The current WD does not have UP-TO-DATE sections that address this issue;
the architectural refinement section is the closest.  It does not have
concept of subset variants. I can easily imagine that other efforts (for
example, based on schema composition) may also miss this essential
characteristic unless it is explicitly addressed.

Subset variants can readily be handled using the following mechanism:
    * every element, content model, archetype reference, element reference
and attribute group reference, etc. should take an extra attribute "variant"
which contains a list of names.
    e.g.
        <element name="blink"  type="inline"
            variant="html-slack"  />

    * this parameter can be used in two ways.
        - a document instance can be validated against the schema in the
usual way; the validator can provide a list of which variants were found
during the parse.
        - a document instance can be validated against the schema allowing
only a provided set of variants;  the validator reports "schema-valid" or
"schema-invalid" only. This provides much stronger typing.

A variant attribute would also be useful for creating editing tools during a
workflow, to accomodate a division of labour: the operator might deem
metadata to be a "variant" and then validate the document against everything
except the metadata.

A variant attribute therefore only makes sense on the roots of
non-required structures.

The advantages of this approach are, I believe:
    * convenient and obvious to compute
    * intuitive for schema-writers
    * avoids the problems of multiple-inheritance
    * does not require tracing through a chain notionally
     (and perhaps physically) separate schemas to resolve
    * allows the specification of reduced content models; it seems that the
issue of how to extend existing schemas has been taking the WG's time rather
than the issue of how to subset the schema;
    * allows convenient description of HTML instead of 3 DTDs;
    * provides a mechanism for "modular HTML" as well.

I suspect that this approach may also simplify the issue of
schema extension: a "composition" or "inheritance" or
"refinement" system may more comfortably do its thing
for superset or piecemeal schemas.

(I suppose the alternative to this approach is to use
some kind of "exclusion" schema, in which a list
of exclusions is associated with some model. This
has all the disadvantages of being externally specified,
verbose, unintuitive, and poor modeling.)

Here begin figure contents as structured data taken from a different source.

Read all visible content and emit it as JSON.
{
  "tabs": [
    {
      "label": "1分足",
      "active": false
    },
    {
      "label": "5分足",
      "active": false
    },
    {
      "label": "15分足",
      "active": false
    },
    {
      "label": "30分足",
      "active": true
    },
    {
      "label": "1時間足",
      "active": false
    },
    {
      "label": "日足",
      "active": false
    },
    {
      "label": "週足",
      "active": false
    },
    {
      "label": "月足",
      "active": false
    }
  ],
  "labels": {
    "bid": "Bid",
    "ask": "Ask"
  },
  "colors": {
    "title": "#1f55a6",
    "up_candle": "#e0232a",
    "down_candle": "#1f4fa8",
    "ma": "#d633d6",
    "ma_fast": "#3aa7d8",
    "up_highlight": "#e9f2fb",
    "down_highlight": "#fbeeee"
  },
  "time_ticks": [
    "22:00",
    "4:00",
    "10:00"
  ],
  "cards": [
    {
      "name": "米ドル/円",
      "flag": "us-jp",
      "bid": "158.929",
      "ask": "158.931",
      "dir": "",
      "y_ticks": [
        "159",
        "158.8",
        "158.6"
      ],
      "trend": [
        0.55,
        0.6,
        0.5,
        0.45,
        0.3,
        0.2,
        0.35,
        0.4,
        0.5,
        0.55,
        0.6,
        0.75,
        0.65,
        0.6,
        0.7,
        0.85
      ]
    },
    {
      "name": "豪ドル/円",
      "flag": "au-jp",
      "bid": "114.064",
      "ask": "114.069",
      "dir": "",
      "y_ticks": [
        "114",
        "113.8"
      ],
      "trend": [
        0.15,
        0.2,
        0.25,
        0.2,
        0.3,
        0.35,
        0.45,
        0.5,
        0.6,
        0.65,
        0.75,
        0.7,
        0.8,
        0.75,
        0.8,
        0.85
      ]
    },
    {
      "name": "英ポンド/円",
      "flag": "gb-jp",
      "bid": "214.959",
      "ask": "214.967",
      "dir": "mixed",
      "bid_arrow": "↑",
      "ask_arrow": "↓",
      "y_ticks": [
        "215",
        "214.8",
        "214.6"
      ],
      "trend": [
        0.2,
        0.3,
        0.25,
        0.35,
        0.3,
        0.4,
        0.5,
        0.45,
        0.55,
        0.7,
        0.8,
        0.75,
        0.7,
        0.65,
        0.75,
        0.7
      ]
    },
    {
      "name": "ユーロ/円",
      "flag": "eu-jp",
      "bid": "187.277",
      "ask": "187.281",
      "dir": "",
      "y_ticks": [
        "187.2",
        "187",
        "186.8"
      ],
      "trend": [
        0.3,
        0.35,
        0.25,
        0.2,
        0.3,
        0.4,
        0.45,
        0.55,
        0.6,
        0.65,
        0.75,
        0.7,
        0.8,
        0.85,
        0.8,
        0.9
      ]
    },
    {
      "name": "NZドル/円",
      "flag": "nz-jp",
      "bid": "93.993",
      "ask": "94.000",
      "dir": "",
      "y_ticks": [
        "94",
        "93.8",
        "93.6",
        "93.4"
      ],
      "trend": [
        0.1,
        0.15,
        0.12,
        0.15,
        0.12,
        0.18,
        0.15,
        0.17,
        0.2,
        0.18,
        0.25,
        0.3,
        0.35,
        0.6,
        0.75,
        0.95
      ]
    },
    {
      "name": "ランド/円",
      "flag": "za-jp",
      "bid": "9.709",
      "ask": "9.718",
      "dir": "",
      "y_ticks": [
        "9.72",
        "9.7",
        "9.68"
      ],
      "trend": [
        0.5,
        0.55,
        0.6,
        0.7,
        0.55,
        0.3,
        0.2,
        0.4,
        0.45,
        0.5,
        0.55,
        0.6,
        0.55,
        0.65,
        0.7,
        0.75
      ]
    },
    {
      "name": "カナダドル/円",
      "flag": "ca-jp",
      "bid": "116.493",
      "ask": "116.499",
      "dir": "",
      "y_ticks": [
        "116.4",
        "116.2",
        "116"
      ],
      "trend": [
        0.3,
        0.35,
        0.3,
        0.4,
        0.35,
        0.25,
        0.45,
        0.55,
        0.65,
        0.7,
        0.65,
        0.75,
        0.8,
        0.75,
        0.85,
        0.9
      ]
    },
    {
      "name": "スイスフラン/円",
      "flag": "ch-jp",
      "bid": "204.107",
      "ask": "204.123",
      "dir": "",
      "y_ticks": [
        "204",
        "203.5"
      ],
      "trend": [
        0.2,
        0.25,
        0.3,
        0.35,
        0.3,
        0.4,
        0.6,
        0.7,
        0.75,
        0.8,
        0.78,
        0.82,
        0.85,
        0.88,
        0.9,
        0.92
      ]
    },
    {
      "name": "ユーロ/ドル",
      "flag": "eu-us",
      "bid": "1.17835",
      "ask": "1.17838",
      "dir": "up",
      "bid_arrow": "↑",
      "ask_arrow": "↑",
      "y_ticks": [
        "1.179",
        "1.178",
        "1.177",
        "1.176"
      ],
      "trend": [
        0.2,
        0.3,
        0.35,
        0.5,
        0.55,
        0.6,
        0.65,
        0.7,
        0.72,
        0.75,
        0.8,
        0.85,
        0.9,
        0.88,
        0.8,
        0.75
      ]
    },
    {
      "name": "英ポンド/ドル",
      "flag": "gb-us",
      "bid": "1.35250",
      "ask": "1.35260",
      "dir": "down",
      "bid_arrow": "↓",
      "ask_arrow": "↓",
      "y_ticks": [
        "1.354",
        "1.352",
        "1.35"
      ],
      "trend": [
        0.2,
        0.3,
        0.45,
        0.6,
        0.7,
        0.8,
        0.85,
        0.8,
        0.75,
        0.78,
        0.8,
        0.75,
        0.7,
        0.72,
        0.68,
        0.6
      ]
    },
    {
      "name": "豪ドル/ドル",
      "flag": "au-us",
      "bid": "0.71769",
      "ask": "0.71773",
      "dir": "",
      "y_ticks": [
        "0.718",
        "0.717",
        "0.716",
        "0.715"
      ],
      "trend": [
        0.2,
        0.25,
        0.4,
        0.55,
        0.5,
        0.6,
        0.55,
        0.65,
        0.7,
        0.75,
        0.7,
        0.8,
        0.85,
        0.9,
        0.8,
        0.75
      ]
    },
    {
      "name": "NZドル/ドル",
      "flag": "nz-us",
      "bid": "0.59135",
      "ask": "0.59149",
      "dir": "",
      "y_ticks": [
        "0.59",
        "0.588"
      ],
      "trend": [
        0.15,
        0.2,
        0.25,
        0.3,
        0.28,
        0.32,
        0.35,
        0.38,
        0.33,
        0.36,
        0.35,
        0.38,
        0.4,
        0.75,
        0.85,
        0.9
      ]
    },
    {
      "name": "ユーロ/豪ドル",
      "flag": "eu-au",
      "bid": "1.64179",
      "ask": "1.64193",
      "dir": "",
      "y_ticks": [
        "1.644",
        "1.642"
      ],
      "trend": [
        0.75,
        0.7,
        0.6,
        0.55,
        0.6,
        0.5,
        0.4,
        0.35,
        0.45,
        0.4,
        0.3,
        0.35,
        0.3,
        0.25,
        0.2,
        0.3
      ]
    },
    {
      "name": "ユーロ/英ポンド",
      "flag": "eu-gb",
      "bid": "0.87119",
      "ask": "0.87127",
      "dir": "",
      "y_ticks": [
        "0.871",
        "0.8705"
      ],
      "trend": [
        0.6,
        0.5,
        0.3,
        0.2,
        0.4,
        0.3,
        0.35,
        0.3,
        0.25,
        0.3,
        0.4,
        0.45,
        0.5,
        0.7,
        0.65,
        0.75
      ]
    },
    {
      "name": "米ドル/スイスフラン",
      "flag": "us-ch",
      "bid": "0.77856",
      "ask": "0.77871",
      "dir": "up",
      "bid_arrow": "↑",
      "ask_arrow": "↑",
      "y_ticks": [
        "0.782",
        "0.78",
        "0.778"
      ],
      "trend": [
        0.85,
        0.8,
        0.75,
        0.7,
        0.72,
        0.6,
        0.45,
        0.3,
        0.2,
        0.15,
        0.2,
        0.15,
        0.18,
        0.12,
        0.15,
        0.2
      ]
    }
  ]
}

(Note: it may be that make this proposal workable, there
may also need to make the variant names first-class, with
declarations and a URL. This is a different issue.)

Theoretically, a "variant" schema is a subtype of the main schema, but not
declared using an inheritence mechanism.
Furthermore, because more than one variation can be
in operation at any time, a variation is perhaps better thought of as the
reification of a module where that module may have effects thoughout the
schema.

It may be argued that the idea of "variants" is out of line with formal
computer language notions. I would note instead that that grammar systems
modeling real-world phenomena often need exactly this kind of factility: I
note the presense of "guards" on transitions in UML statechart diagrams, and
the notion of phases in states which is used in some engineering modeling (p
hase represents persistent data between invocations of a state).
Furthermore, as noted, the existence of variants as described above provides
no algorithmic challenges to an implementer or theoretical challenges for
schema composition.

I commend this to the Schema WG as an official comment on the current
working draft.

Rick Jelliffe
Computing Centre
Academia Sinica (W3C Member)
Taipei, Taiwan
Received on Friday, 8 October 1999 10:07:15 UTC